I don't do sports or animals. I do a lot more thinking, composing,
light-judging and waiting than I do shutter-button pushing. To
comfortably carry a contrast-adjustable five-pound 28-200
tripod/rigid ball-head/camera rig all day in one hand that gives
near-35mm-quality, with quicker overall workflow, is such a bigger
deal to me than being able to take 200 pictures (who has that many
good ideas, insights and subjects in a day?)
I believe people (myself included, but I'm not a professional, not even close) who take 200 photos in an hour go by the credo, "Quality by Quantity".
without spare or
external batteries.
 
Joo wrote:
I believe people (myself included, but I'm not a professional, not
even close) who take 200 photos in an hour go by the credo,
"Quality by Quantity".
This is funny post.

I will further add that just because I'm a professional photographer doesn't mean I'm particularly good at my profession. I only mean to supply another data point in the responses to the original question, which is "are there any people using the D7 professionally?".

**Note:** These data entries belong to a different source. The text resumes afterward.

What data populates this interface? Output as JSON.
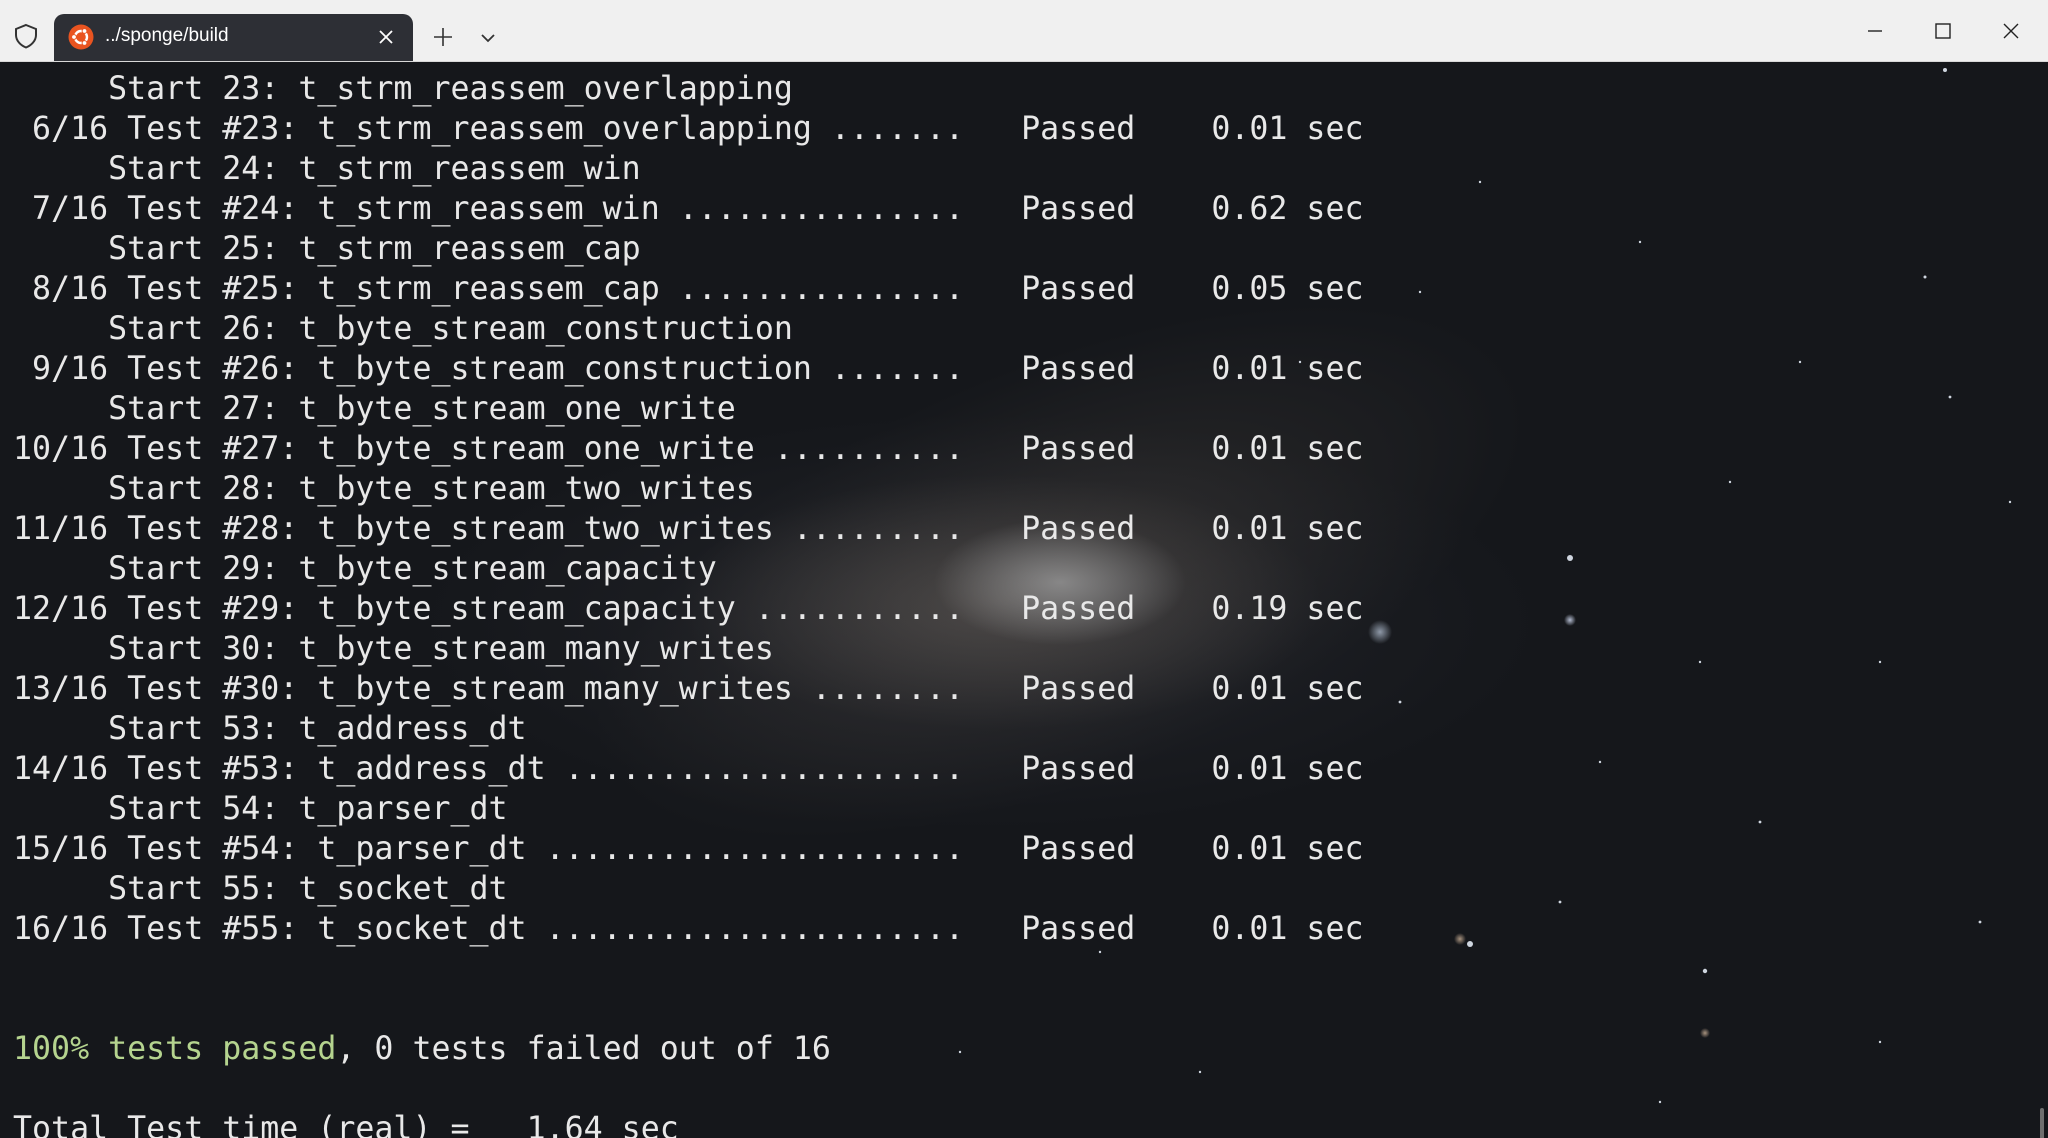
{
  "titlebar": {
    "tab_title": "../sponge/build",
    "tab_icon": "ubuntu-icon",
    "shield_icon": "shield-icon",
    "new_tab_icon": "plus-icon",
    "dropdown_icon": "chevron-down-icon",
    "minimize_icon": "minimize-icon",
    "maximize_icon": "maximize-icon",
    "close_icon": "close-icon"
  },
  "terminal": {
    "lines": [
      "     Start 23: t_strm_reassem_overlapping",
      " 6/16 Test #23: t_strm_reassem_overlapping .......   Passed    0.01 sec",
      "     Start 24: t_strm_reassem_win",
      " 7/16 Test #24: t_strm_reassem_win ...............   Passed    0.62 sec",
      "     Start 25: t_strm_reassem_cap",
      " 8/16 Test #25: t_strm_reassem_cap ...............   Passed    0.05 sec",
      "     Start 26: t_byte_stream_construction",
      " 9/16 Test #26: t_byte_stream_construction .......   Passed    0.01 sec",
      "     Start 27: t_byte_stream_one_write",
      "10/16 Test #27: t_byte_stream_one_write ..........   Passed    0.01 sec",
      "     Start 28: t_byte_stream_two_writes",
      "11/16 Test #28: t_byte_stream_two_writes .........   Passed    0.01 sec",
      "     Start 29: t_byte_stream_capacity",
      "12/16 Test #29: t_byte_stream_capacity ...........   Passed    0.19 sec",
      "     Start 30: t_byte_stream_many_writes",
      "13/16 Test #30: t_byte_stream_many_writes ........   Passed    0.01 sec",
      "     Start 53: t_address_dt",
      "14/16 Test #53: t_address_dt .....................   Passed    0.01 sec",
      "     Start 54: t_parser_dt",
      "15/16 Test #54: t_parser_dt ......................   Passed    0.01 sec",
      "     Start 55: t_socket_dt",
      "16/16 Test #55: t_socket_dt ......................   Passed    0.01 sec"
    ],
    "summary_green": "100% tests passed",
    "summary_rest": ", 0 tests failed out of 16",
    "total_line": "Total Test time (real) =   1.64 sec",
    "summary_color": "#b5d48f",
    "text_color": "#e8e8e8"
  }
}
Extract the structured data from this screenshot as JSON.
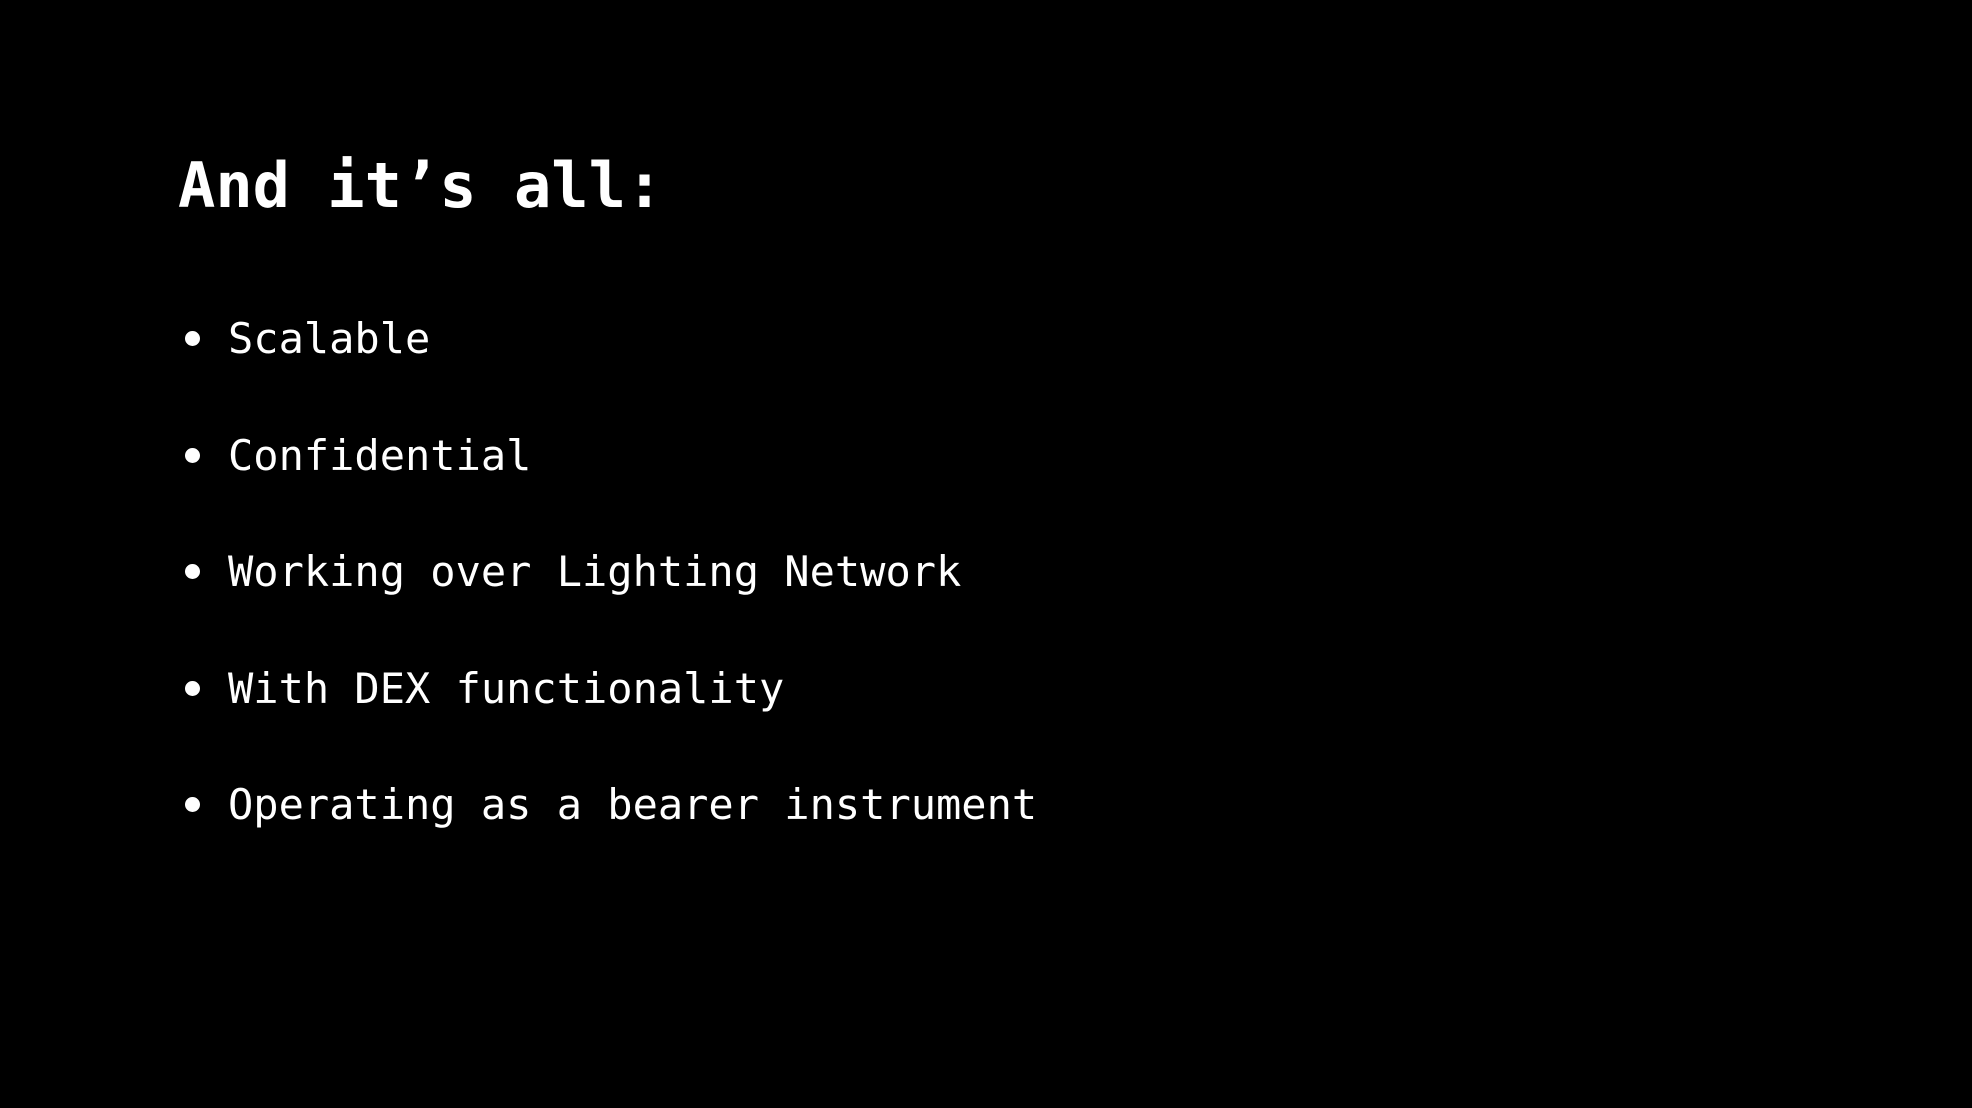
{
  "slide": {
    "title": "And it’s all:",
    "bullets": [
      {
        "text": "Scalable"
      },
      {
        "text": "Confidential"
      },
      {
        "text": "Working over Lighting Network"
      },
      {
        "text": "With DEX functionality"
      },
      {
        "text": "Operating as a bearer instrument"
      }
    ]
  },
  "colors": {
    "background": "#000000",
    "text": "#ffffff"
  }
}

And by the way a professional has no special ability to make complex brilliant judgements about what "the best" cameras are, or which ones are priced fairly, or predict durability, or predict ease of learning or use, or predict final consumer happiness.

I suppose that if there is any point in paying special attention to what a professional thinks about a piece of equipment, it is when the person using the stuff for a living has frequent physical experiences that dissipate illusions. For example I've got lots of gadgets that seem in my mind might be heavily flawed in design, perhaps poorly made, often overpriced, yet have proven to be extremely useful.

The injustice of such recurring ironies is a continuing irritation--but (fortunately?) my clients are not paying for me to attain a peaceful mental state. They just want images created that are useful, or that have something about them that makes you want to look at them. And as part of the daily task of creating such images, the objects in my museum of bizarre buying decisions that will help are lugged on location, and the things that are of less usefulness for their size or weight are ignored.

In short the pros get their noses rubbed in messy truths. I would love for my D7 to have the smooth tonal qualities of the big, heavy Canon or Nikon cameras. And it'd be cool if a D1x (or my 4x5 view camera) had the wide-to-tele focal lengths and awesome depth of field at a given shutter-speed of half-inch-CCD D7. Would be nice if I could march around easily with the multi-pound cameras on a tripod in one hand. I wish the $3,300 Epson 5500 printer I just bought didn't produce what so far are disastrously poor 8x10s. But none of these things are true, as my profession constantly reminds me.